Унтилов тоже слез с коня. Вытянул руку, тронул Дорохова под ребром.

— Вот сюда вошла пуля, — сказал он. — А вышла, — он обошел своего собеседника кругом и коснулся его плеча сзади, — вот отсюда.

— Невозможно, — сразу сказал Дорохов, резко оборачиваясь. — Это же невозможно! На корточках он сидел, что ли, этот Мартынов?

— Или Мишель сидел на лошади, — продолжал Унтилов, — а его сняли выстрелом, подойдя близко.

— Так горцы делают, — мрачно сообщил Дорохов. — Обычное у них.
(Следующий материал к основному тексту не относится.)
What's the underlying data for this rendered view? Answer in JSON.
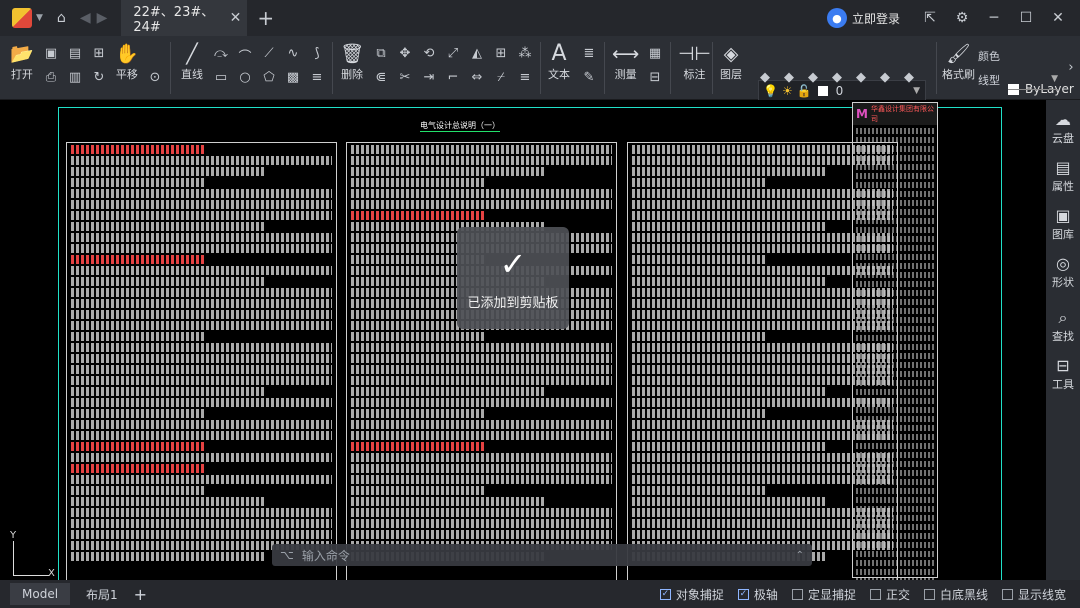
{
  "tab": {
    "title": "22#、23#、24#",
    "close": "✕"
  },
  "user": {
    "login": "立即登录"
  },
  "ribbon": {
    "open": "打开",
    "pan": "平移",
    "line": "直线",
    "delete": "删除",
    "text": "文本",
    "measure": "测量",
    "dimension": "标注",
    "layer": "图层",
    "format_brush": "格式刷",
    "color": "颜色",
    "linetype": "线型",
    "layer_value": "0",
    "bylayer": "ByLayer"
  },
  "drawing": {
    "title": "电气设计总说明（一）",
    "company": "华鑫设计集团有限公司"
  },
  "axis": {
    "y": "Y",
    "x": "X"
  },
  "toast": {
    "message": "已添加到剪贴板"
  },
  "command": {
    "placeholder": "输入命令"
  },
  "right_panel": [
    "云盘",
    "属性",
    "图库",
    "形状",
    "查找",
    "工具"
  ],
  "status": {
    "model": "Model",
    "layout1": "布局1",
    "toggles": [
      {
        "label": "对象捕捉",
        "checked": true
      },
      {
        "label": "极轴",
        "checked": true
      },
      {
        "label": "定显捕捉",
        "checked": false
      },
      {
        "label": "正交",
        "checked": false
      },
      {
        "label": "白底黑线",
        "checked": false
      },
      {
        "label": "显示线宽",
        "checked": false
      }
    ]
  }
}
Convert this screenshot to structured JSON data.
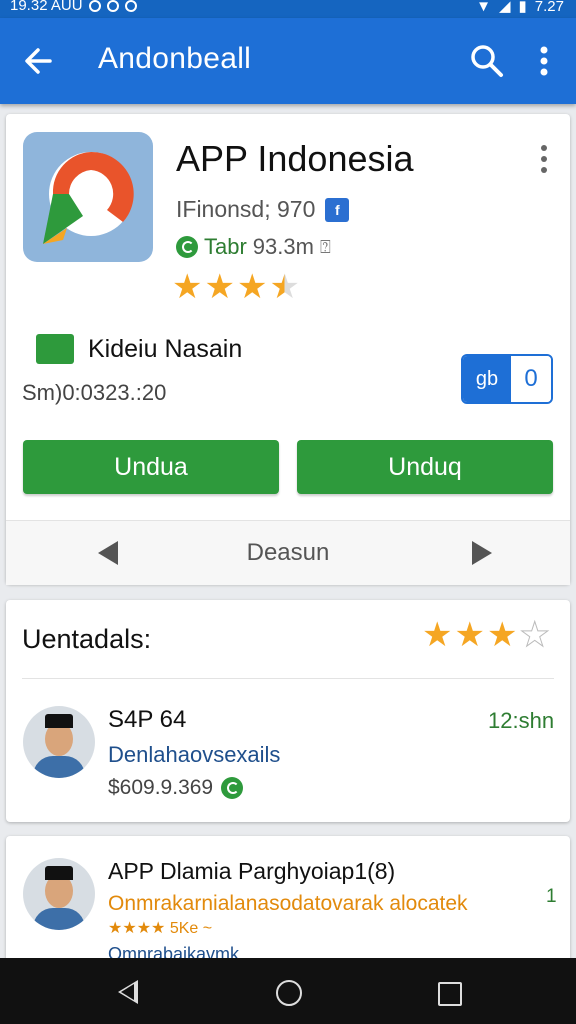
{
  "status_bar": {
    "left_text": "19.32 AUU",
    "right_text": "7.27"
  },
  "app_bar": {
    "title": "Andonbeall",
    "icons": [
      "back-arrow-icon",
      "search-icon",
      "more-vert-icon"
    ]
  },
  "app": {
    "name": "APP Indonesia",
    "meta": "IFinonsd; 970",
    "badge": "f",
    "size_label": "Tabr",
    "size_value": "93.3m",
    "rating_stars": 3.5
  },
  "developer": {
    "name": "Kideiu Nasain",
    "date": "Sm)0:0323.:20"
  },
  "toggle": {
    "on_label": "gb",
    "off_label": "0"
  },
  "buttons": {
    "primary": "Undua",
    "secondary": "Unduq"
  },
  "pager": {
    "label": "Deasun"
  },
  "reviews": {
    "title": "Uentadals:",
    "stars": 3,
    "items": [
      {
        "name": "S4P 64",
        "time": "12:shn",
        "text": "Denlahaovsexails",
        "meta": "$609.9.369"
      },
      {
        "name": "APP Dlamia Parghyoiap1(8)",
        "count": "1",
        "text": "Onmrakarnialanasodatovarak alocatek",
        "rating_text": "★★★★ 5Ke ~",
        "more": "Omnrabaikavmk"
      }
    ]
  },
  "colors": {
    "primary": "#1e6fd6",
    "green": "#2e9a3c",
    "star": "#f5a623"
  }
}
Подойдут, еще и поболтают — а после пальнут. Азиаты.

— Если Мишеля убили горцы, для чего представлять все это в виде дуэли? — продолжал Унтилов. — Чтобы насолить коменданту?
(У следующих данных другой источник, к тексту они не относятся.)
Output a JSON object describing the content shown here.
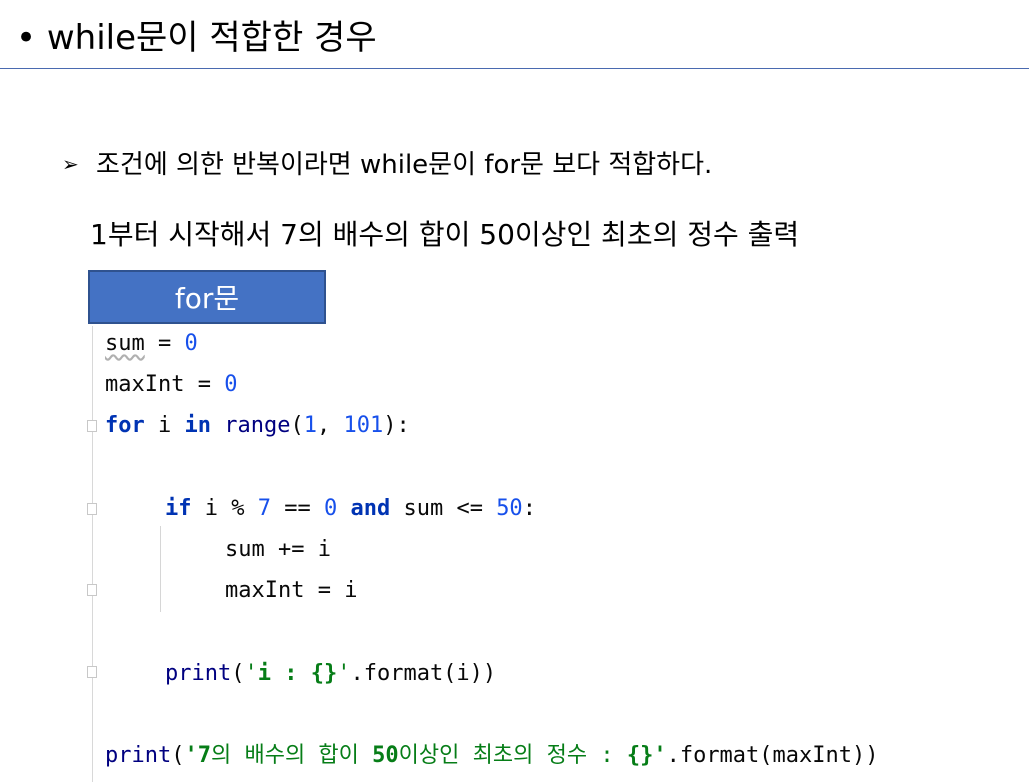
{
  "slide": {
    "title": "• while문이 적합한 경우",
    "bullet_marker": "➢",
    "bullet_text": "조건에 의한 반복이라면 while문이 for문 보다 적합하다.",
    "sub_text": "1부터 시작해서 7의 배수의 합이 50이상인 최초의 정수 출력",
    "badge_label": "for문",
    "badge_color": "#4472c4",
    "rule_color": "#4a6ab0"
  },
  "code": {
    "line1": {
      "var": "sum",
      "op": " = ",
      "num": "0"
    },
    "line2": {
      "var": "maxInt",
      "op": " = ",
      "num": "0"
    },
    "line3": {
      "kw_for": "for",
      "sp1": " i ",
      "kw_in": "in",
      "sp2": " ",
      "fn": "range",
      "open": "(",
      "a": "1",
      "comma": ", ",
      "b": "101",
      "close": "):"
    },
    "line5": {
      "kw_if": "if",
      "t1": " i % ",
      "n7": "7",
      "t2": " == ",
      "n0": "0",
      "sp": " ",
      "kw_and": "and",
      "t3": " sum <= ",
      "n50": "50",
      "colon": ":"
    },
    "line6": {
      "text": "sum += i"
    },
    "line7": {
      "text": "maxInt = i"
    },
    "line9": {
      "fn": "print",
      "open": "(",
      "s1": "'",
      "sb": "i : {}",
      "s2": "'",
      "rest": ".format(i))"
    },
    "line11": {
      "fn": "print",
      "open": "(",
      "q1": "'",
      "b7": "7",
      "s1": "의 배수의 합이 ",
      "b50": "50",
      "s2": "이상인 최초의 정수 : ",
      "bbr": "{}",
      "q2": "'",
      "rest": ".format(maxInt))"
    }
  },
  "colors": {
    "keyword": "#0033b3",
    "number": "#1750eb",
    "string": "#067d17",
    "function": "#000080"
  }
}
Дорохов энергично замотал головой:

— Вот уж нет! Зачем это? Нет!

Они помолчали немного, после чего Унтилов предложил:

— Давайте, в самом деле, отъедем на восемь миль и поищем то место, о котором рассказывал москвич. Авось еще что-нибудь найдем… интересное. Вы еще не испуганы — а, Руфин Иванович?

Дорохов посмотрел на него мрачно и не ответил.

* * *

Они проехали еще немного, и Дорохов вдруг начал говорить: он рассказывал много, неостановимо, как иногда случается рассказывать людям, при других обстоятельствах молчаливым, — иногда лишь единственный раз в жизни такое с ними и бывает, что они размыкают уста и пускаются в воспоминания.

— Мишель с первого взгляда не нравился, — говорил Руфин, глядя перед собой на дорогу, — вот и мне он не понравился. Я до стихов не охотник, да и вообще книг не читаю… А этот приехал — холодный, нос дерет, и половина начальства пила чай у его бабушки…

Унтилов призакрыл глаза, слушая — и дивясь тому, как странным образом тон произносимого может противоречить словам. Словно женщина, тонко чувствующая и хорошо отдающая себе отчет в каждом движении своего сердца, Дорохов открывал свое отношение к погибшему Мишелю.

— Да еще наружность его, — продолжал Руфин Иванович, — ну хоть бы что оригинальное или красивое! Просто круглая приятная физиономия, усики, куделяшки надо лбом… Каждый второй офицерик с лица таков. Но что больше всего меня выводило из себя — так это то, что он не пьянел. Мне все казалось, что, пока мы пьянствуем, он сидит трезвее всех и смотрит с насмешкой… И вот что забавно! Что он был всегда трезвее меня — сущая правда, но только он вовсе не глядел косо и пил, сколько следует, просто вино на него не оказывало никакого действия… После уж мы сблизились. Он, знаете, всегда таскал эту рубашку канаусовую красную, в которой его и убили, — вечно грязная… Говорили, будто он никогда ее не стирает, такая она вечно чумазая, но это, конечно, пустые слухи, — раз или два она точно бывала стирана…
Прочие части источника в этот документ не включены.